Today we got up and did a walking tour of the walled portion of Chiang Mai. The “original” and older portion of this city is in a complete square maybe 3 or 4 km across and is bounded by the remains old walls and moats on 4 sides. It’s a Great Wall of China type idea, but not in great shape. The modern city, however, does extend beyond these walls. The city has over 300 Wats (or Buddhist temples). Today we saw about 7 or 8 of the “wats not to miss” lol, most of which were very impressive but some of which looked gaudy and similar. The older one’s dating from hundreds and even thousands of years ago are our favorites. In the afternoon we did a boat tour of the Mae Ping river and then we topped off the day going to the Chiang Mai night bazaar which is really nuts. It is literally hundreds and thousands of feet of street vendors selling anything and everything. Lots of haggling and bargaining going on and delicious food and good live music everywhere. This “night bazaar” goes on nightly and is definitely a highlight of this town!! Great day but WAY different than Laos!

Friday, February 20, 2009

Pakse and Wat Phu Champasak
























Today we arose after a restful night’s sleep at the Seng Aroun hotel in Pakse. The next time you’re in Pakse (ha ha), we would recommend that you stay here. For the USD $23, you get the equivalent of about $100 room in the US. It’s great! We’ve also decided that between the “big cities” of Pakse and Vientienne, Pakse is the nicest. Less pollution, less traffic, more water in the Mekong, downtown is a little less junky, widespread internet cafes, good coffee, etc. Also there is plenty to do in just a very short drive. Our one day was not nearly enough. So for those of you who have looked at your retirement account lately and are thinking about moving to Laos to live like a billionaire on virtually nothing, Pakse is a good choice.

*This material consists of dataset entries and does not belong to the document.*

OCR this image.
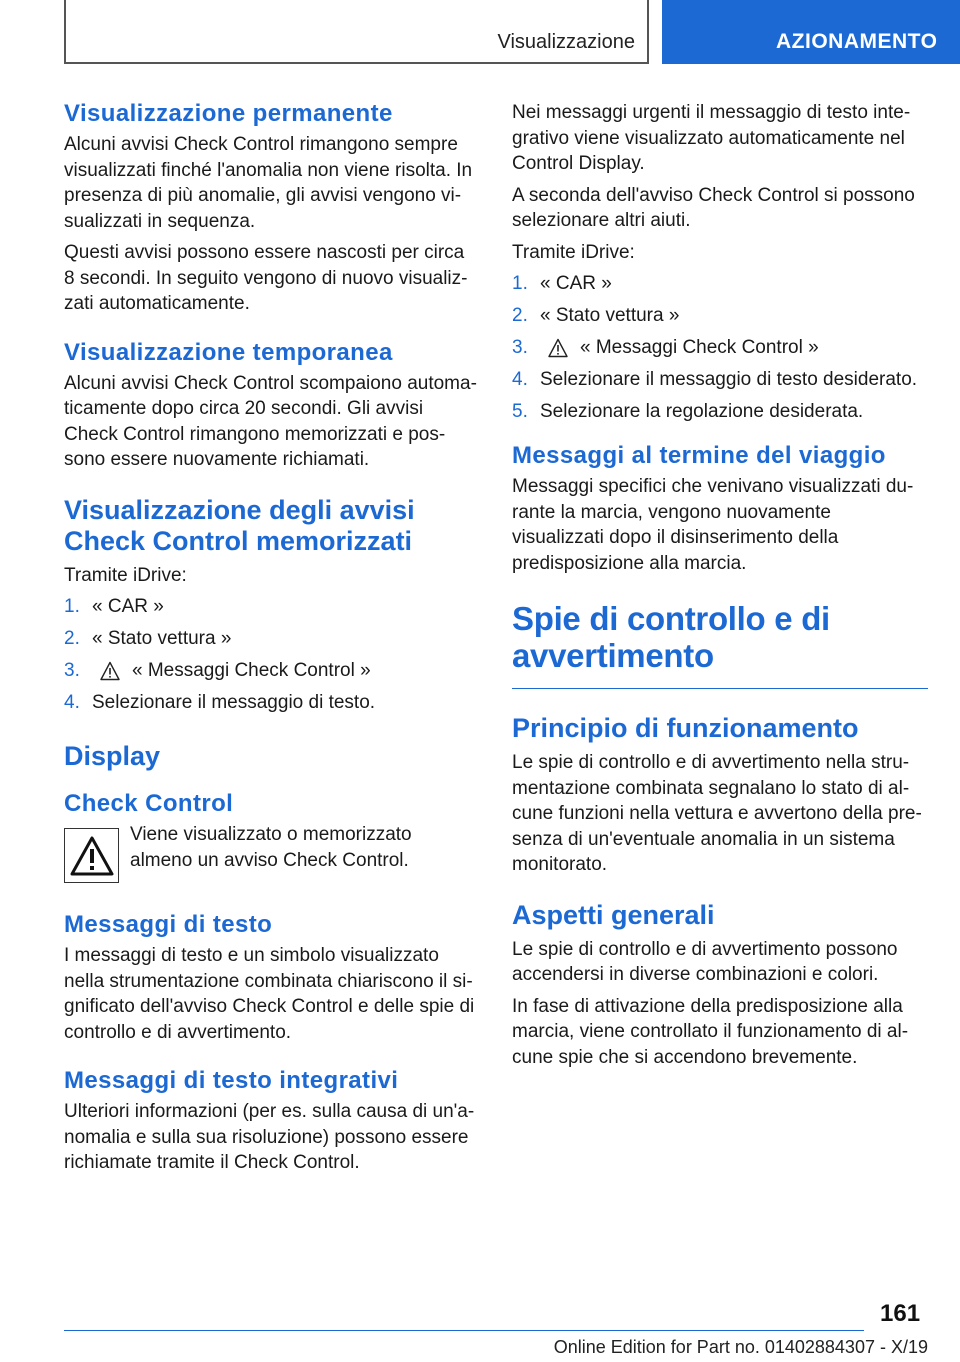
Visualizzazione	AZIONAMENTO
Visualizzazione permanente

Alcuni avvisi Check Control rimangono sempre visualizzati finché l'anomalia non viene risolta. In presenza di più anomalie, gli avvisi vengono visualizzati in sequenza.

Questi avvisi possono essere nascosti per circa 8 secondi. In seguito vengono di nuovo visualizzati automaticamente.

Visualizzazione temporanea

Alcuni avvisi Check Control scompaiono automaticamente dopo circa 20 secondi. Gli avvisi Check Control rimangono memorizzati e possono essere nuovamente richiamati.

Visualizzazione degli avvisi Check Control memorizzati

Tramite iDrive:

1. « CAR »
2. « Stato vettura »
3.	« Messaggi Check Control »
4. Selezionare il messaggio di testo.
Display
Check Control

Viene visualizzato o memorizzato almeno un avviso Check Control.

Messaggi di testo

I messaggi di testo e un simbolo visualizzato nella strumentazione combinata chiariscono il significato dell'avviso Check Control e delle spie di controllo e di avvertimento.

Messaggi di testo integrativi

Ulteriori informazioni (per es. sulla causa di un'anomalia e sulla sua risoluzione) possono essere richiamate tramite il Check Control.

Nei messaggi urgenti il messaggio di testo integrativo viene visualizzato automaticamente nel Control Display.

A seconda dell'avviso Check Control si possono selezionare altri aiuti.

Tramite iDrive:

1. « CAR »
2. « Stato vettura »
3.	« Messaggi Check Control »
4. Selezionare il messaggio di testo desiderato.
5. Selezionare la regolazione desiderata.
Messaggi al termine del viaggio

Messaggi specifici che venivano visualizzati durante la marcia, vengono nuovamente visualizzati dopo il disinserimento della predisposizione alla marcia.

Spie di controllo e di avvertimento
Principio di funzionamento

Le spie di controllo e di avvertimento nella strumentazione combinata segnalano lo stato di alcune funzioni nella vettura e avvertono della presenza di un'eventuale anomalia in un sistema monitorato.

Aspetti generali

Le spie di controllo e di avvertimento possono accendersi in diverse combinazioni e colori.

In fase di attivazione della predisposizione alla marcia, viene controllato il funzionamento di alcune spie che si accendono brevemente.

161
Online Edition for Part no. 01402884307 - X/19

The highlight of our day today was touring the ruins of Wat Phu Champasak, named a World Heritage Sight in 2001. This is an ancient, 3 level religious complex that stretches from ground level on up a mountain range to 1400m. The steps were ridiculously steep and original ( not level at all) so we got our cardio in today, for sure. Inscriptions in the ruins apparently verify that worshipping has been occurring here since at least the 5th century! This is sort of the Angor Wat of Laos although not as big. This complex is surprisingly well preserved for how unprotected it is. Also, the scenery from bottom to top and top to bottom is absolutely stunning and the symmetry is amazing! Awesome time and highly recommend this outing! We were sorry that we didn’t have time to tour the Bolavan Plateau while we were here but we’ll be sure to bring back what is supposed to be some of the best coffee in the world that is grown there!

Afterwards we did some driving around to find significant landmarks from Seng’s family’s past such as the re-education camp that Ted was held prisoner in and also the bamboo hut Seng was born in. Both spots were found, however, semi anticlimactic for all as nothing was left in either spot but trees and grass, or a rice paddie!!!! We later spent a bit watching the sunset over the Mekong and then had dinner at Seng’s uncle Vong’s house. Couldn’t help thinking while we were watching the sunset that the same sun that is disappearing on the horizon before our eyes is appearing before yours back in the eastern US! Weird, huh?

Well, this our last night in Laos. Tomorrow, we will cross the border at Chong Mek, Thailand…move on to the city of Ubon Ratchathani, and catch a flight to Chiang Mai, Thailand!!! We’ll try to keep you posted! Oh yeah….enjoy the picture of the cooked cecadas on a stick! Lol.